Askeri hastaneler, savaş durumları için kurulmuştur. Sivil hastanede yaralı asker tedavi edilemez. En gelişmiş donanıma sahip olsa - ki taşra hastaneleri genellikle böyle değildir - güvenlik sorunu vardır. Bir askeri doktor, Diyarbakır’daki bir sivil hastanede, PKK’ya sempati duyduğu için yaralıya kan verdirmeyip şehit olmasına neden olan personel olduğunu anlatıyor örneğin…
* * * * *
Dünyada her ordunun mutlaka askeri doktoru ve askeri sağlık sistemi vardır. Savaş ve çatışma tehdidi olmayan ülkelerde bile askeri sağlık sistemi son derece önemliyken; bizim gibi ateşle çevrili bir coğrafyada bulunan, içeride ve dışarıda terörle mücadele eden, yurt dışında asker bulunduran Türkiye’deki bu “sivilleşme merakı” niye ki?
Buyurun sivilleştik…
Askeri hastaneye gelen yaralı askerlerin isimleri açıklanmaz, askeri kurallar çerçevesinde, güvenliğini de sağlayacak biçimde tedavi edilir. Afrin’de yaralanan askerlerimizin isimleri, internette dolaşıyor.
Askerler sivil zevk zincirinin daha yavaş olması nedeniyle, daha donanımlı hastanelere geç sevk ediliyorlar.
Bir günde onlarca yaralı geliyor; hastanede el ayağa dolaşıyor, kimi zaman gerekli tedavi hızla sağlanamıyor. Oysa örneğin GATA’ya, PKK ile mücadelenin en sert zamanlarında, yüzlerce yaralı gelirdi ve hepsi gereken tedaviyi hakkıyla alırdı.
* * * * *
Afrin operasyonu, askeri sağlık sistemini alt üst etmenin önemini net bir biçimde ortaya koydu.
Yaralı askerlerin getirildiği Kilis ve Hatay’daki hastanelere, GATA kökenli askeri doktorlar gönderiliyor. Hani sivil doktorlar yeterliydi?

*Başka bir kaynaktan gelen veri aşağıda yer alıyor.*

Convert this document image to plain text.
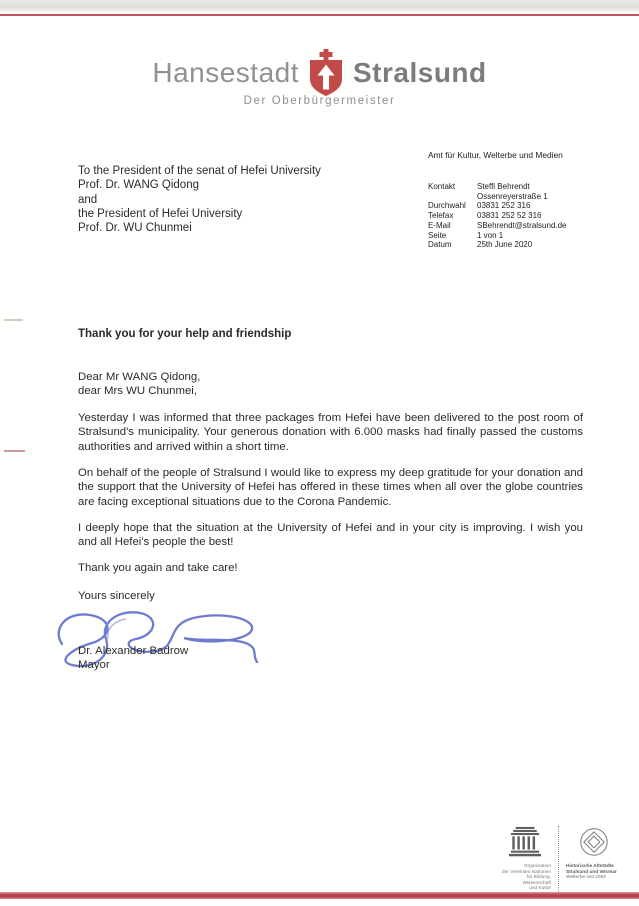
Hansestadt Stralsund
Der Oberbürgermeister
To the President of the senat of Hefei University
Prof. Dr. WANG Qidong
and
the President of Hefei University
Prof. Dr. WU Chunmei
Amt für Kultur, Welterbe und Medien
Kontakt	Steffi Behrendt
Ossenreyerstraße 1
Durchwahl	03831 252 316
Telefax	03831 252 52 316
E-Mail	SBehrendt@stralsund.de
Seite	1 von 1
Datum	25th June 2020
Thank you for your help and friendship
Dear Mr WANG Qidong,
dear Mrs WU Chunmei,
Yesterday I was informed that three packages from Hefei have been delivered to the post room of Stralsund's municipality. Your generous donation with 6.000 masks had finally passed the customs authorities and arrived within a short time.
On behalf of the people of Stralsund I would like to express my deep gratitude for your donation and the support that the University of Hefei has offered in these times when all over the globe countries are facing exceptional situations due to the Corona Pandemic.
I deeply hope that the situation at the University of Hefei and in your city is improving. I wish you and all Hefei's people the best!
Thank you again and take care!
Yours sincerely
Dr. Alexander Badrow
Mayor
Organisation
der Vereinten Nationen
für Bildung, Wissenschaft
und Kultur
Historische Altstädte
Stralsund und Wismar
Welterbe seit 2002
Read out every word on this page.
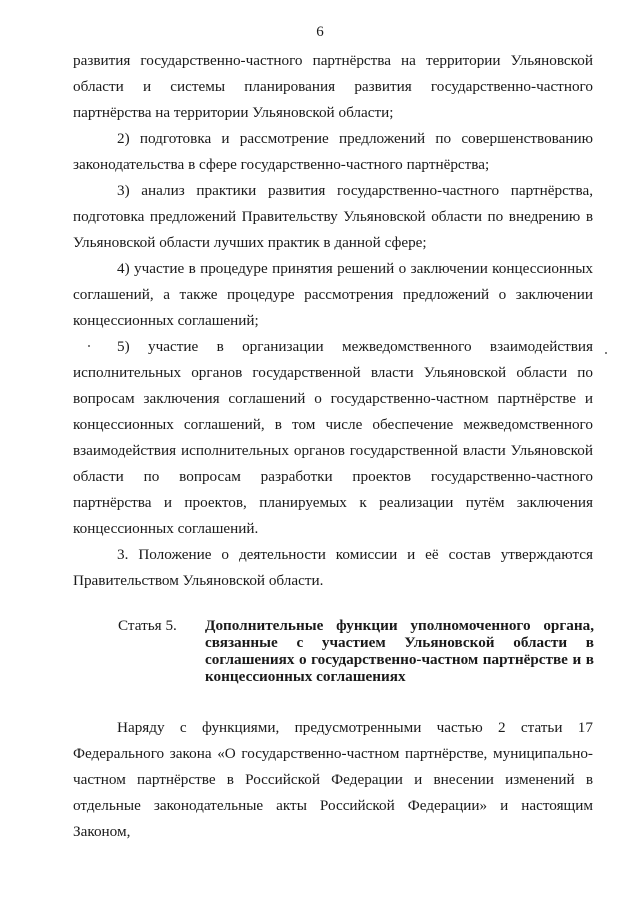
6

развития государственно-частного партнёрства на территории Ульяновской области и системы планирования развития государственно-частного партнёрства на территории Ульяновской области;

2) подготовка и рассмотрение предложений по совершенствованию законодательства в сфере государственно-частного партнёрства;

3) анализ практики развития государственно-частного партнёрства, подготовка предложений Правительству Ульяновской области по внедрению в Ульяновской области лучших практик в данной сфере;

4) участие в процедуре принятия решений о заключении концессионных соглашений, а также процедуре рассмотрения предложений о заключении концессионных соглашений;

5) участие в организации межведомственного взаимодействия исполнительных органов государственной власти Ульяновской области по вопросам заключения соглашений о государственно-частном партнёрстве и концессионных соглашений, в том числе обеспечение межведомственного взаимодействия исполнительных органов государственной власти Ульяновской области по вопросам разработки проектов государственно-частного партнёрства и проектов, планируемых к реализации путём заключения концессионных соглашений.

3. Положение о деятельности комиссии и её состав утверждаются Правительством Ульяновской области.

Статья 5.	Дополнительные функции уполномоченного органа, связанные с участием Ульяновской области в соглашениях о государственно-частном партнёрстве и в концессионных соглашениях

Наряду с функциями, предусмотренными частью 2 статьи 17 Федерального закона «О государственно-частном партнёрстве, муниципально-частном партнёрстве в Российской Федерации и внесении изменений в отдельные законодательные акты Российской Федерации» и настоящим Законом,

Bugün Türkiye’de yaklaşık 180 adet askeri doktor varmış, yenilerini yetiştirmekten vazgeçtiniz. Ya başka bir sınırımızda daha çatışma çıkarsa? Örneğin, bir gün “Eyyy Çipras” denilir de Batı’da da bir cephe açmak zorunda kalırsak? Ya yarın daha büyük savaşların ortasında kalırsak? O zaman, kim tedavi edecek yaralı askerlerimizi? Bugün askeri sağlık sistemini beslemezseniz, yarın ne yapacaksınız?
* * * * *
Savunma Bakanlığı, askeri sağlık sistemini ortadan kaldırmanın yaşamsal bir hata olduğunu anlamış görünüyor; gençleri ‘tabip subay’ olmaya çağırıyor. İnternette yayınladığı videosunda şunları söylüyor: “Askeri hekimlik, tıp ilmine şeref demek, şan demek. Cihana ışık saçan yüce bir irfan demek. Savaşta ve barışta, dost düşman ayırmadan, tutuşan gönüllere su veren umman demek… Vizyonuyla geleceğe, dayanıklılığıyla her şarta, donanımıyla her duruma, disipliniyle liderliğe, birikimiyle komutanlığa hazır, geleceğin tabip subayları…”
Siz askeri sağlık sistemini sivilleştirirken biz de tam bunu söylüyorduk!